Software Contract Scope
Real world contracts vary in scope, such as the contracts for:
- Mergers of multi-billion-dollar corporations
- Buying or selling a house
- Terms of Service for an online service
- A personal I.O.U.
The scope of software contracts can be broad or narrow. Software contracts connect Client and Provider across various spans, such as:
- APIs, for example: RESTful
- Interfaces, for example: Java packages
- Function/Method signatures including public, protected and private
Regardless of scope, the principles of a good contract specify the contract’s obligations and expectations in a meaningful way.
What vs How
A well-crafted software contract defines what a component does, not how it does it. This distinction is critical: the contract outlines the expected behavior—inputs, outputs, and side effects—while deliberately hiding implementation details. By decoupling the interface from the implementation, contracts enable flexibility, testability, and the possibility of multiple solutions that fulfill the same promises. Whether sorting data or retrieving a user record, the contract ensures consistency of outcome, allowing the underlying logic to evolve without breaking client expectations.
This separation is the essence of the Strategy Design Pattern.
Client Point of View
Cognitive scientist Donald Norman is one of the pioneers of User Centered Design. He developed a theory that focuses upon the user’s experience. He applied this to everyday objects in his book, The Design of Everyday Things, but the concepts apply to software contract too. Doors are one of his primary examples, which have been coined Norman Doors.
Opening a door should be obvious, but that’s not always the case:
When a device as simple as a door has to come with an instruction manual—even a one-word manual—then it is a failure, poorly designed. — Donald Norman
Norman described scenarios where the door designer hid all visible clues to operate doors for aesthetic purposes. Users would stand in front of these doors bewildered by how to open them.

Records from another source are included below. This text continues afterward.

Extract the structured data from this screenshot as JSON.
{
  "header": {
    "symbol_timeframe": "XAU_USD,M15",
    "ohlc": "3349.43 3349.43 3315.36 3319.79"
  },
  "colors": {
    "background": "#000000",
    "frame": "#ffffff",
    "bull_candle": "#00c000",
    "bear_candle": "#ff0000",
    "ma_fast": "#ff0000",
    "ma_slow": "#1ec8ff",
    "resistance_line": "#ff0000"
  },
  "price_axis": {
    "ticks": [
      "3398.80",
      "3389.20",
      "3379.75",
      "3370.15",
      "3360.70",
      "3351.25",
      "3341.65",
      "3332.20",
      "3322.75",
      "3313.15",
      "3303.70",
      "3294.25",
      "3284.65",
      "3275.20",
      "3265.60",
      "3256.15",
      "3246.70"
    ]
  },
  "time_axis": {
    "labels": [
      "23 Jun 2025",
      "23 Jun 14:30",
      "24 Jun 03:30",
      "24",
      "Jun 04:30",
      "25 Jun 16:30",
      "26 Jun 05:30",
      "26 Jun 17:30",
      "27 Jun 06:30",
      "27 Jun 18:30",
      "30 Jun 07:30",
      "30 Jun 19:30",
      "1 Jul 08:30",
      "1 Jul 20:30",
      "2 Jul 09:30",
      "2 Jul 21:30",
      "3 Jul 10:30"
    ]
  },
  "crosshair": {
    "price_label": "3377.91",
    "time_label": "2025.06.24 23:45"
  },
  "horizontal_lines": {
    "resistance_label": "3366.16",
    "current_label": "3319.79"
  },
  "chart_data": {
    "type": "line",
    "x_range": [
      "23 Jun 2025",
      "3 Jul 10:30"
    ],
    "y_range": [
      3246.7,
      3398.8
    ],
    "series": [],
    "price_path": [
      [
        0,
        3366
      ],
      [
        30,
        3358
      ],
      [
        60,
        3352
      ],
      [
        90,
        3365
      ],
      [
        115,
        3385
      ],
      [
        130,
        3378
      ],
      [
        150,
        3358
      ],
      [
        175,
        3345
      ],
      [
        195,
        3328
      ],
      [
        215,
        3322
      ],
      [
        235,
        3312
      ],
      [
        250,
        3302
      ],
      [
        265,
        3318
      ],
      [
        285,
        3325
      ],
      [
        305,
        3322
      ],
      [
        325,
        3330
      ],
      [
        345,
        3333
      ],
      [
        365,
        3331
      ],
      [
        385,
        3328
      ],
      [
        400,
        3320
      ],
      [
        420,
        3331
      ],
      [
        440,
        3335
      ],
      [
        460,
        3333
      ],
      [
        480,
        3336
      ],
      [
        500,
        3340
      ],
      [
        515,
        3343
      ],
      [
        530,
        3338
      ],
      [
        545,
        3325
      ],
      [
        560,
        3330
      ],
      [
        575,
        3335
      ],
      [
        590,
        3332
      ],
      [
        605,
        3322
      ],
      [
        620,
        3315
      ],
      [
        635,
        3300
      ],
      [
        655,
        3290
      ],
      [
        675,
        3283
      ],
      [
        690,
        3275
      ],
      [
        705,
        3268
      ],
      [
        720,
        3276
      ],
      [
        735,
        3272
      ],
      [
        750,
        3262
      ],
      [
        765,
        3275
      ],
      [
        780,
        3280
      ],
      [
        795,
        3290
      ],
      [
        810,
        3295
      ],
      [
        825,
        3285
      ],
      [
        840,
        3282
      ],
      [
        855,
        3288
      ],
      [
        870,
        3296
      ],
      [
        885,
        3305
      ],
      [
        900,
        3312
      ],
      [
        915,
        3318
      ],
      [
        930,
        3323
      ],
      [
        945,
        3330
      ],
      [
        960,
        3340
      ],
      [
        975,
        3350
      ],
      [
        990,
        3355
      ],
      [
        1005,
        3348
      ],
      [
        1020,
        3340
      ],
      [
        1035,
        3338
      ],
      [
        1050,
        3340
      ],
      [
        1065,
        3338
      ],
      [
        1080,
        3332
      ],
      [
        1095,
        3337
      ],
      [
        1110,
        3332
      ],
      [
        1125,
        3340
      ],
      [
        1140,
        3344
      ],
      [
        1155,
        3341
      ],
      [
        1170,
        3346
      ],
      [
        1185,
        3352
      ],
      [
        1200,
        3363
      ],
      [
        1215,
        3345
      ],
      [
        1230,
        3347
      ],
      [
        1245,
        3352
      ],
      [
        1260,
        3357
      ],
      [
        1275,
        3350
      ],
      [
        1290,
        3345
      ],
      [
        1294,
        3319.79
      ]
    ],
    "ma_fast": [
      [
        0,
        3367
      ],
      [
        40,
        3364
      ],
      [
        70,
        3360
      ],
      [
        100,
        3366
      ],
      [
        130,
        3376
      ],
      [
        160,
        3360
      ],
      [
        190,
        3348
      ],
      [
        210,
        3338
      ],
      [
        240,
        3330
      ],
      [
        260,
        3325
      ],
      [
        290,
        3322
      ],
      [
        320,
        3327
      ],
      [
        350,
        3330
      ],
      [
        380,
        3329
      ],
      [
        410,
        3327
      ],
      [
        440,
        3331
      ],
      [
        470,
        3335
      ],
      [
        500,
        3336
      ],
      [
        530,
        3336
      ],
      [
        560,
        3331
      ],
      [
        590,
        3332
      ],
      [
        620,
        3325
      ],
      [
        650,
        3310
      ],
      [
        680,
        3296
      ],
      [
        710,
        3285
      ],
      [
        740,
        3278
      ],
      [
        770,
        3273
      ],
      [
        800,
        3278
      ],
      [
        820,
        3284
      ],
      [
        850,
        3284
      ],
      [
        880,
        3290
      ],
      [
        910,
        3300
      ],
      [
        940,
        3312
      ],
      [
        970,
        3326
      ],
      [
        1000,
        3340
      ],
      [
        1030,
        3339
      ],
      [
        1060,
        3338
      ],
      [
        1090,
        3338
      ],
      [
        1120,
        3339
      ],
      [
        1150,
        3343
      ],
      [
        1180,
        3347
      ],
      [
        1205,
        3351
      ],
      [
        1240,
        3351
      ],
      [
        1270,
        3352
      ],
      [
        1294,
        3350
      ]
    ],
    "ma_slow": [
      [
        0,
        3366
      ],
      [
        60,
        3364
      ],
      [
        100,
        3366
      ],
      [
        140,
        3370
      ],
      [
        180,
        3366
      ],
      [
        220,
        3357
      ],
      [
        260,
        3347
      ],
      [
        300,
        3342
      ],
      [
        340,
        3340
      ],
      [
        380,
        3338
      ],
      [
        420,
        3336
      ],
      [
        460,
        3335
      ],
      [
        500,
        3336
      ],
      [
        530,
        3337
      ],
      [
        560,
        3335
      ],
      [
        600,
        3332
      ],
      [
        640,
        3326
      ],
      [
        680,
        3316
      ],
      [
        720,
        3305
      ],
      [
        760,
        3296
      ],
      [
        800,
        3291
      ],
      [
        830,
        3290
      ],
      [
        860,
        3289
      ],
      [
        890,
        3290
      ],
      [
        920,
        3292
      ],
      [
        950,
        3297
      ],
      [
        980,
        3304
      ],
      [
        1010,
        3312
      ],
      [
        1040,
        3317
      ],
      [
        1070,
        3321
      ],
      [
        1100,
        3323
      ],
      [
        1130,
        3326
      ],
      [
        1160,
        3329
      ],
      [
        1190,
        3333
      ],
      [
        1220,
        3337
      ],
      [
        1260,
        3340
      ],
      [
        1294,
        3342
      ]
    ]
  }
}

I can identify with this to some degree. My last office location, Bellworks, which interestingly enough is the filming location for the exteriors for Lumon Industries in the TV show Severance, had Norman doors. All doors were glass with a meter long vertical bar attached on one side. All doors looked alike; some were push, some were pull and some were slide. I eventually memorized which door did what through trial and error. But sometimes I’d absent mindedly forget. I’d push, then pull, and finally slide.
Well-designed things scream how they are intended to be used. Contracts should be designed from the client’s point of view. Ideally their chosen names will reflect how the client interacts with the contract and not necessarily what the provider provides.
If contracts contain a good naming design, then their use within the client code should feel natural. That is, it should feel like the contract was designed specifically for the client’s domain. The class, methods and parameters of a contract should be self-explanatory.
Ideally your user should not need to read the documentation or comments to use your contract. This won’t always be the case, but hopefully your contract names are expressive enough that someone reading code that accesses your contract can understand it in how it’s being used. Contract documentation and comments won’t appear in client code that references the contract. Ideally, anyone reading the client code should not have to pause and look up contract documentation or comments when encountering contract elements in how it’s being referenced.
Without care, a contract tends to reflect what was implemented rather than what the client wants or needs. Contracts like these feel like an afterthought, and that’s one reason why so many of them are difficult to use. Worse yet they may leak implementation details, known as a Leaky Abstraction.
Here are some elements of a good contract:
- It is designed from the user’s point of view to support their intent.
- Its elements form a cohesive whole. Add something, and it’s out of place. Remove something, and the remaining elements fall apart.
- It observes the Principle of Least Astonishment, a principle stating that software should behave in a way users intuitively expect. That is, no surprises or astonishment when its actual behavior is understood.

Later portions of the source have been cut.